Trying to flat-out deny that would be ignorant. Too many ways to do things; too much legacy; integer names instead of pointer handles; bind-to-edit; poor multi-threading; lack of offline shader compilation; the list goes on – all these are real actual issues. And yes, most or all of these are being worked on, or indeed are fixed if you can use latest GL versions.

These technical issues are important, I think. And no, saying “state changes are expensive? don’t do them” – which much of AZDO advocacy ends up being – is not a real answer IMHO. Yes, moving to “pull data from GPU” model is perhaps the future and is great. Does not mean you can completely ignore CPU side things and pretend inefficiencies do not exist there. CPUs are still great at doing some things!

However, the biggest issue in my view is not a technical one, but a political one. On Windows, out of the box, you do not get an OpenGL driver (but you do get a D3D one for most GPUs). And no, actual people out there do not update their drivers. Ever.

I know that you do. And your technically savvy gamer friends do. But for each one of you, there are 10 people who don’t. We have hardware stats from hundreds of millions of machines; the most popular driver versions on Windows are the ones that ship with the OS.

On Mac, OpenGL is “somewhat behind” (GL 4.1 right now). But in comparison to Windows, it’s a much better practical usage, since GL drivers do come with the OS. And OS updates are free, and somehow Mac users do update their OSes at much faster rate than Windows users do.

I’ve no idea about user behaviour Linux. I know there are binary drivers for NV/AMD (tracking latest GL), and open source for Intel (behind latest GL), and nouveau and gallium etc. But no idea about whether Linux people update drivers, or whether they come with OS etc. So no informed opinion on this particular part from me.

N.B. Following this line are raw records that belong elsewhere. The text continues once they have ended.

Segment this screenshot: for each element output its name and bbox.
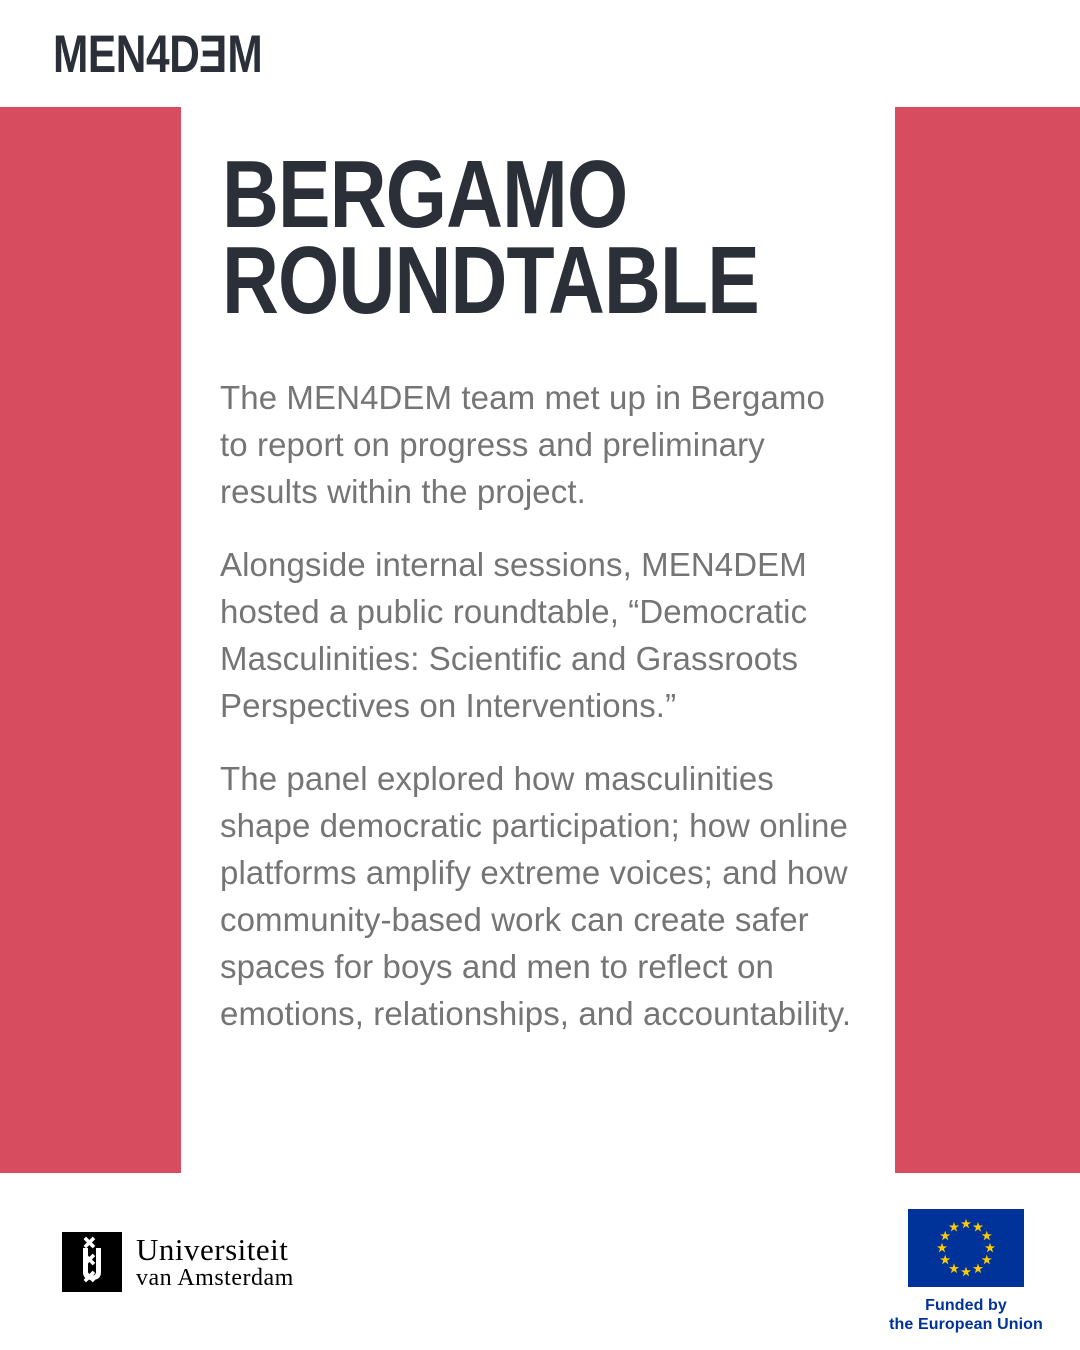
university-name: Universiteit van Amsterdam bbox=[136, 1234, 294, 1290]
university-name-line-2: van Amsterdam bbox=[136, 1266, 294, 1290]
paragraph-2: Alongside internal sessions, MEN4DEM hos… bbox=[220, 541, 860, 729]
paragraph-3: The panel explored how masculinities sha… bbox=[220, 755, 860, 1037]
university-of-amsterdam-logo: Universiteit van Amsterdam bbox=[62, 1232, 294, 1292]
wordmark-part-1: MEN4D bbox=[53, 28, 199, 81]
red-panel-left bbox=[0, 107, 181, 1173]
paragraph-1: The MEN4DEM team met up in Bergamo to re… bbox=[220, 374, 860, 515]
body-copy: The MEN4DEM team met up in Bergamo to re… bbox=[220, 374, 860, 1037]
eu-funding-caption: Funded by the European Union bbox=[884, 1296, 1048, 1334]
men4dem-logo: MEN4DEM bbox=[53, 28, 315, 80]
european-union-flag-icon bbox=[908, 1209, 1024, 1287]
headline-line-1: BERGAMO bbox=[222, 152, 763, 238]
wordmark-part-2: M bbox=[227, 28, 262, 81]
page-title: BERGAMO ROUNDTABLE bbox=[222, 152, 882, 324]
amsterdam-coat-of-arms-icon bbox=[62, 1232, 122, 1292]
eu-caption-line-2: the European Union bbox=[884, 1315, 1048, 1334]
university-name-line-1: Universiteit bbox=[136, 1234, 294, 1266]
headline-line-2: ROUNDTABLE bbox=[222, 238, 763, 324]
eu-funding-logo: Funded by the European Union bbox=[884, 1209, 1048, 1334]
men4dem-wordmark: MEN4DEM bbox=[53, 28, 262, 81]
wordmark-reversed-e: E bbox=[199, 28, 227, 81]
poster-canvas: MEN4DEM BERGAMO ROUNDTABLE The MEN4DEM t… bbox=[0, 0, 1080, 1350]
eu-caption-line-1: Funded by bbox=[884, 1296, 1048, 1315]
red-panel-right bbox=[895, 107, 1080, 1173]
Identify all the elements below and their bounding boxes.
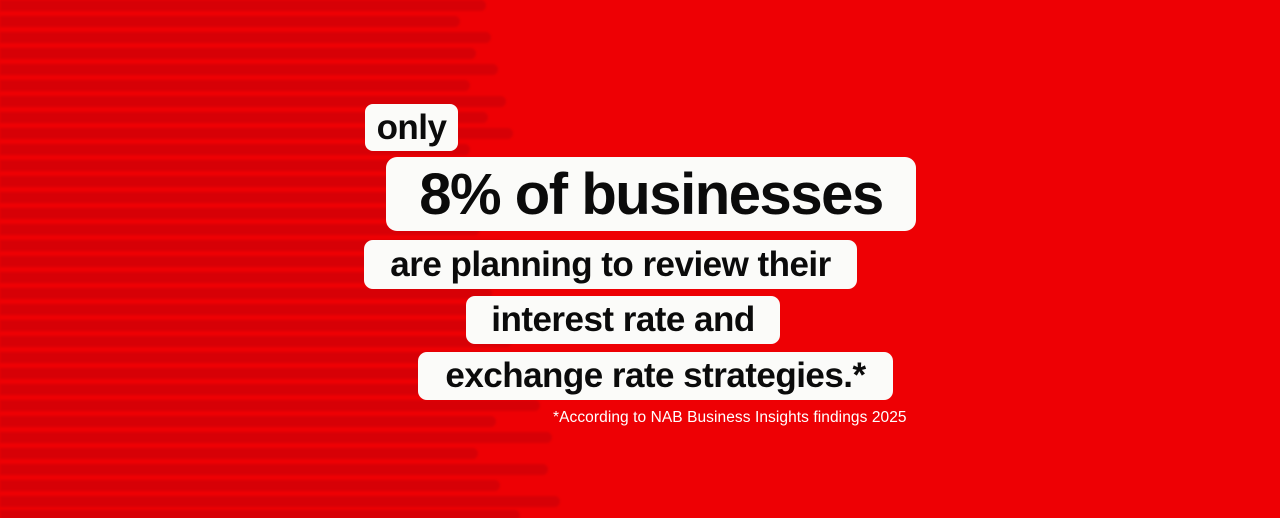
- footnote-source-attribution: *According to NAB Business Insights find…: [553, 409, 893, 427]
- headline-line-exchange-rate: exchange rate strategies.*: [418, 352, 893, 400]
- headline-line-interest-rate: interest rate and: [466, 296, 780, 344]
- headline-line-statistic: 8% of businesses: [386, 157, 916, 231]
- headline-block: only 8% of businesses are planning to re…: [0, 0, 1280, 518]
- promo-banner: only 8% of businesses are planning to re…: [0, 0, 1280, 518]
- headline-line-only: only: [365, 104, 458, 151]
- headline-line-planning: are planning to review their: [364, 240, 857, 289]
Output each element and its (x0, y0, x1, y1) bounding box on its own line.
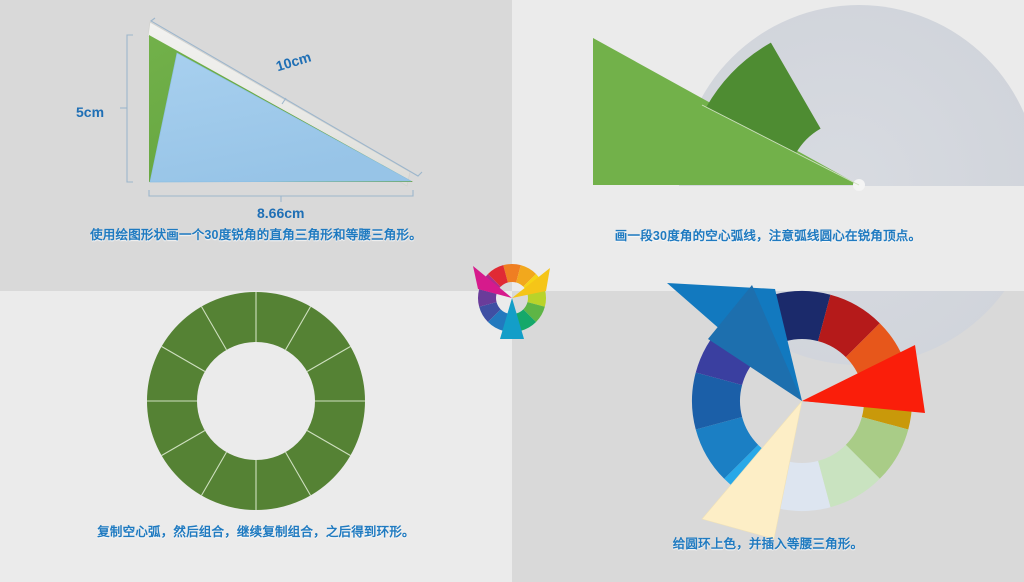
panel-triangles: 5cm 8.66cm 10cm (0, 0, 512, 291)
height-dimension-label: 5cm (76, 104, 104, 120)
color-wheel-logo (466, 255, 558, 347)
panel-arc (512, 0, 1024, 291)
green-donut-ring (147, 292, 365, 510)
caption-panel-triangles: 使用绘图形状画一个30度锐角的直角三角形和等腰三角形。 (0, 228, 512, 244)
slide-canvas: 5cm 8.66cm 10cm (0, 0, 1024, 582)
height-dimension-bracket (120, 35, 133, 182)
caption-panel-colorwheel: 给圆环上色，并插入等腰三角形。 (512, 537, 1024, 553)
caption-panel-arc: 画一段30度角的空心弧线，注意弧线圆心在锐角顶点。 (512, 229, 1024, 245)
logo-graphic (466, 255, 558, 347)
caption-panel-ring: 复制空心弧，然后组合，继续复制组合，之后得到环形。 (0, 525, 512, 541)
panel-triangles-graphic (0, 0, 512, 291)
base-dimension-bracket (149, 190, 413, 202)
base-dimension-label: 8.66cm (257, 205, 304, 221)
panel-arc-graphic (512, 0, 1024, 291)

So, on Windows we have the problem that GL drivers aren’t shipped with OS, and that people generally don’t update the OS. How to solve that? Perhaps all of us should try to persuade Microsoft to change this, and ship GL drivers with OS & windows updates. Maybe it’s not as crazy as it sounds these days (hey, no one believed MS would ever support WebGL… but they do! kind of).

On Mac we don’t have that particular problem, but we do have a problem that GL implementation is lagging behind the latest version. How to solve that? Perhaps try to persuade Apple to not lag behind. And/or make such kickass games that the advantage of latest GL tech would be too obvious to ignore (this one is a bit of a chicken-and-egg problem, sure).

OpenGL also has potential

Modern OpenGL does indeed have some crazy-awesome features. Check out AZDO again - that’s a whole new level of thinking there. The combination of persistent mapping, fine-grained fences, bindless resources and multi-draw-indirect does enable building substantially different rendering pipelines.

The extension mechanism is an excellent vehicle for bleeding-edge capability delivery. Bindless and sparse textures, flexible indirect draw, persistent buffer mapping, stencil export and so on – all these things appeared as extensions in OpenGL, long before Direct3D picked them up.

OpenGL is an API that spans the most platforms. On some of them, it is the only API. This is a valuable thing.

This is where I forgot what I wanted to say

I’m not sure where I’m going with this, really. Maybe “make love, instead of fighting over whether OpenGL is good or bad”. It will all be alright in the end. Or something like that.

If you really want OpenGL fixed, perhaps joining Khronos is a good idea. That particular piece is a topic for another rant I guess… We (Unity) are on Khronos but there’s too much bureaucracy for my taste so I just can’t be bothered. Thankfully Christophe often carries the flag.

I’m actually quite happy that Mantle and upcoming DX12 has caused quite a stir of discussions (to be fair PS3’s libGCM was probably the first “modern to the metal” API, but everyone who knows anyting about it can’t say it). Once things shake out, we’ll be left with a better world of graphics APIs. Maybe that will be the world with more than two non-console APIs, who knows. In any case, competition is good!